Methodological Strengths

  • Large cohort with explicit primary outcome (28-day hospital-free days).
  • Rigorous regression-based learning (LASSO) to individualize treatment recommendations and comparison against observed practice.

Limitations

  • Single-center retrospective design with potential residual confounding.
  • Lack of consistent benefit across outcomes limits clinical adoption.
  • External validation was not reported.

Future Directions: Prospective external validation and randomized trials to test ITR-guided steroid strategies and to refine predictors for clinically meaningful endpoints.

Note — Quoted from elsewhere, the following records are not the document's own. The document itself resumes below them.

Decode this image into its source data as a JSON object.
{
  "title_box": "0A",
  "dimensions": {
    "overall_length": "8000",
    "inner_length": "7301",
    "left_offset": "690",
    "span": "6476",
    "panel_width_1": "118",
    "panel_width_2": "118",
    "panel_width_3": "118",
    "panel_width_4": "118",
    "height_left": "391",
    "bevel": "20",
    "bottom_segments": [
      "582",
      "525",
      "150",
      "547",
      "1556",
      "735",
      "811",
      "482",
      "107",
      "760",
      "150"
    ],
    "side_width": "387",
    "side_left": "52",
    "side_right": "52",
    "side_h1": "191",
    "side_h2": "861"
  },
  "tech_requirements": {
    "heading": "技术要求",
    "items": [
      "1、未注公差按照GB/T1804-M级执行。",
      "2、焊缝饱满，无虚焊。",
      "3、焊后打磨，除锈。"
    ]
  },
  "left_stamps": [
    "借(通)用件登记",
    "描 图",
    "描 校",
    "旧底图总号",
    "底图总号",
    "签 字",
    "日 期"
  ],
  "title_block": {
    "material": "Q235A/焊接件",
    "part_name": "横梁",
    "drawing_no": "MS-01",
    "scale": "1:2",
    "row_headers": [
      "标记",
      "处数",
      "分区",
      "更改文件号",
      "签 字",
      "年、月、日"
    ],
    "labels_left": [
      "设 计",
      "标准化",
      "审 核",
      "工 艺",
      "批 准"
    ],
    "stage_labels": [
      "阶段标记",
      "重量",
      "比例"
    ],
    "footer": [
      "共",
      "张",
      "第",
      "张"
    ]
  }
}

BACKGROUND: Current evidence on an optimal patient selection strategy for adjunctive steroids to curb excessive inflammation in community acquired pneumonia (CAP) is limited. An individualized treatment rule (ITR) customizes treatment recommendations based on individual patient characteristics. The objective of this study was to develop an ITR for early steroid use in hospitalized patients with CAP. METHODS: Using a single center cohort of hospitalized patients with CAP from 2009 to 2019, we developed a single decision ITR to initiate or not initiate steroids early (within 24 h) after admission. The primary outcome of interest was hospital-free days measured at 28 days. Regression-based learning with LASSO selected a model estimating expected outcomes of potential intervention with steroids individualized to predictors. The optimal ITR was compared to other treatment rules including as observed in the data. RESULTS: A total of 4379 patients were included in this cohort with 1412 (32%) patients receiving steroids within 24 h of hospital admission. Compared to observed practice, an optimal ITR was associated with increased hospital-free days (mean rate [95% confidence interval (CI)]: 21.74 [21.52, 21.95] versus 22.31 [22.11, 22.51]). The optimal ITR for the secondary outcomes including ventilator-free days, mortality and need for advanced respiratory failure support and/or mortality revealed better estimates compared to what was observed in the data. However, there was a lack of consistent performance when applying the advanced respiratory failure and/or mortality (a secondary outcome) ITR to other outcomes (inconsistency of results across models). CONCLUSION: An ITR for early steroid use in hospitalized patients with CAP did not consistently improve clinical outcomes. SUPPLEMENTARY INFORMATION: The online version contains supplementary material available at 10.1186/s41479-025-00182-y.